## Dacon Baseline Code
---

#### 기본 아이디어 (접근법)

- Feature로 V0000~V5120 을 사용합니다 (5121개).
- 모든 문자를 0으로 변환합니다.
- 모든 결측치를 0으로 채워넣습니다.
- 학습데이터로 0초 ~ 59초 (총 60개) 데이터만 사용합니다.

In [6]:
import os
import pandas as pd 
import numpy as np
import multiprocessing # 여러 개의 일꾼 (cpu)들에게 작업을 분산시키는 역할
from multiprocessing import Pool 
from functools import partial # 함수가 받는 인자들 중 몇개를 고정 시켜서 새롭게 파생된 함수를 형성하는 역할
from data_loader_2 import data_loader_v2 # 자체적으로 만든 data loader version 2.0 ([데이콘 15회 대회] 데이터 설명 및 데이터 불러오기 영상 참조)

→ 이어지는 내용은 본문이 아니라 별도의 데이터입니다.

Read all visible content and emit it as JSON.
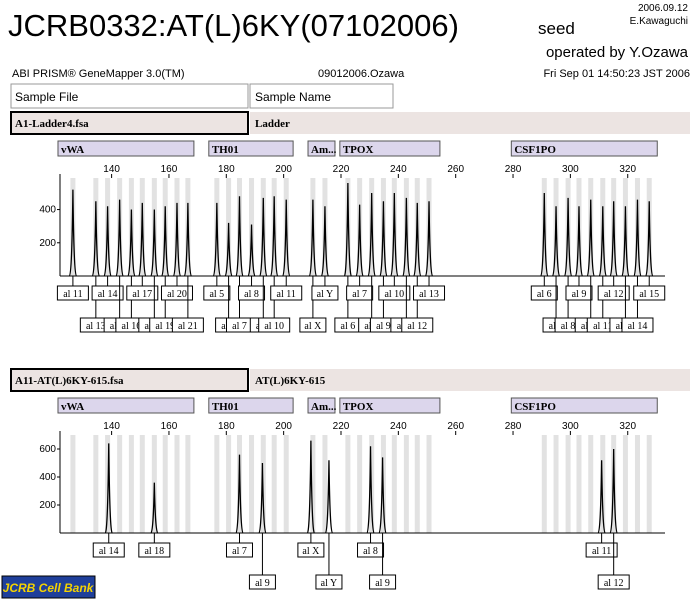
{
  "header": {
    "title": "JCRB0332:AT(L)6KY(07102006)",
    "seed": "seed",
    "date": "2006.09.12",
    "author": "E.Kawaguchi",
    "operator": "operated by Y.Ozawa",
    "software": "ABI PRISM® GeneMapper 3.0(TM)",
    "project": "09012006.Ozawa",
    "timestamp": "Fri Sep 01 14:50:23 JST 2006",
    "col_file": "Sample File",
    "col_name": "Sample Name"
  },
  "xlim": [
    122,
    333
  ],
  "xticks": [
    140,
    160,
    180,
    200,
    220,
    240,
    260,
    280,
    300,
    320
  ],
  "markers": [
    {
      "label": "vWA",
      "range": [
        121.3,
        168.7
      ]
    },
    {
      "label": "TH01",
      "range": [
        173.9,
        203.3
      ]
    },
    {
      "label": "Am...",
      "range": [
        208.5,
        217.9
      ]
    },
    {
      "label": "TPOX",
      "range": [
        219.6,
        254.5
      ]
    },
    {
      "label": "CSF1PO",
      "range": [
        279.4,
        330.3
      ]
    }
  ],
  "panels": [
    {
      "sample_file": "A1-Ladder4.fsa",
      "sample_name": "Ladder",
      "ylim": [
        0,
        590
      ],
      "yticks": [
        200,
        400
      ],
      "peaks": [
        {
          "x": 126.5,
          "height": 520,
          "label": "al 11"
        },
        {
          "x": 134.5,
          "height": 450,
          "label": "al 13"
        },
        {
          "x": 138.6,
          "height": 420,
          "label": "al 14"
        },
        {
          "x": 142.8,
          "height": 460,
          "label": "al 15"
        },
        {
          "x": 146.9,
          "height": 400,
          "label": "al 16"
        },
        {
          "x": 150.7,
          "height": 440,
          "label": "al 17"
        },
        {
          "x": 154.9,
          "height": 400,
          "label": "al 18"
        },
        {
          "x": 158.7,
          "height": 420,
          "label": "al 19"
        },
        {
          "x": 162.8,
          "height": 440,
          "label": "al 20"
        },
        {
          "x": 166.6,
          "height": 440,
          "label": "al 21"
        },
        {
          "x": 176.7,
          "height": 440,
          "label": "al 5"
        },
        {
          "x": 180.8,
          "height": 320,
          "label": "al 6"
        },
        {
          "x": 184.6,
          "height": 480,
          "label": "al 7"
        },
        {
          "x": 188.8,
          "height": 310,
          "label": "al 8"
        },
        {
          "x": 192.9,
          "height": 470,
          "label": "al 9"
        },
        {
          "x": 196.7,
          "height": 480,
          "label": "al 10"
        },
        {
          "x": 200.9,
          "height": 460,
          "label": "al 11"
        },
        {
          "x": 210.2,
          "height": 460,
          "label": "al X"
        },
        {
          "x": 214.4,
          "height": 420,
          "label": "al Y"
        },
        {
          "x": 222.4,
          "height": 560,
          "label": "al 6"
        },
        {
          "x": 226.5,
          "height": 430,
          "label": "al 7"
        },
        {
          "x": 230.7,
          "height": 500,
          "label": "al 8"
        },
        {
          "x": 234.8,
          "height": 450,
          "label": "al 9"
        },
        {
          "x": 238.6,
          "height": 500,
          "label": "al 10"
        },
        {
          "x": 242.8,
          "height": 470,
          "label": "al 11"
        },
        {
          "x": 246.6,
          "height": 440,
          "label": "al 12"
        },
        {
          "x": 250.7,
          "height": 450,
          "label": "al 13"
        },
        {
          "x": 290.9,
          "height": 500,
          "label": "al 6"
        },
        {
          "x": 295.0,
          "height": 420,
          "label": "al 7"
        },
        {
          "x": 299.2,
          "height": 470,
          "label": "al 8"
        },
        {
          "x": 303.0,
          "height": 420,
          "label": "al 9"
        },
        {
          "x": 307.1,
          "height": 460,
          "label": "al 10"
        },
        {
          "x": 311.3,
          "height": 420,
          "label": "al 11"
        },
        {
          "x": 315.1,
          "height": 450,
          "label": "al 12"
        },
        {
          "x": 319.2,
          "height": 420,
          "label": "al 13"
        },
        {
          "x": 323.4,
          "height": 460,
          "label": "al 14"
        },
        {
          "x": 327.5,
          "height": 450,
          "label": "al 15"
        }
      ]
    },
    {
      "sample_file": "A11-AT(L)6KY-615.fsa",
      "sample_name": "AT(L)6KY-615",
      "ylim": [
        0,
        700
      ],
      "yticks": [
        200,
        400,
        600
      ],
      "peaks": [
        {
          "x": 139.0,
          "height": 640,
          "label": "al 14"
        },
        {
          "x": 154.9,
          "height": 360,
          "label": "al 18"
        },
        {
          "x": 184.6,
          "height": 560,
          "label": "al 7"
        },
        {
          "x": 192.6,
          "height": 500,
          "label": "al 9"
        },
        {
          "x": 209.5,
          "height": 660,
          "label": "al X"
        },
        {
          "x": 215.8,
          "height": 520,
          "label": "al Y"
        },
        {
          "x": 230.3,
          "height": 620,
          "label": "al 8"
        },
        {
          "x": 234.5,
          "height": 540,
          "label": "al 9"
        },
        {
          "x": 310.9,
          "height": 520,
          "label": "al 11"
        },
        {
          "x": 315.1,
          "height": 600,
          "label": "al 12"
        }
      ]
    }
  ],
  "logo": "JCRB Cell Bank"
}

from sklearn.ensemble import RandomForestClassifier
import joblib # 모델을 저장하고 불러오는 역할


In [7]:
train_folder = 'data/train/'
test_folder = 'data/test/'
train_label_path = 'data/train_label.csv'


In [8]:
train_list = os.listdir(train_folder)
test_list = os.listdir(test_folder)
train_label = pd.read_csv(train_label_path, index_col=0)


In [9]:
def data_loader_all_v2(func, files, folder='', train_label=None, event_time=10, nrows=60):   
    func_fixed = partial(func, folder=folder, train_label=train_label, event_time=event_time, nrows=nrows)     
    if __name__ == '__main__':
        pool = Pool(processes=multiprocessing.cpu_count()) 
        df_list = list(pool.imap(func_fixed, files)) 
        pool.close()
        pool.join()        
    combined_df = pd.concat(df_list)    
    return combined_df

In [10]:
train = data_loader_all_v2(data_loader_v2, train_list, folder=train_folder, train_label=train_label, event_time=10, nrows=60)

#### Split x, y
---

In [11]:
X_train = train.drop(['label'], axis=1)
y_train = train['label']

#### PCA & Scaling
---

In [14]:
from sklearn.preprocessing import StandardScaler

scaler = StandardScaler()
train_reg_x = scaler.fit_transform(X_train)

In [15]:
from sklearn.decomposition import PCA


pca = PCA(n_components=1000)

train_x_pca = pca.fit_transform(X_train)

### Train
---

In [16]:
train_x_pca = train.drop(['label'], axis=1)
y_train = train['label']
model = RandomForestClassifier(random_state=0, verbose=1, n_jobs=-1)
model.fit(X_train, y_train)
joblib.dump(model, './model/model_01_23.pkl')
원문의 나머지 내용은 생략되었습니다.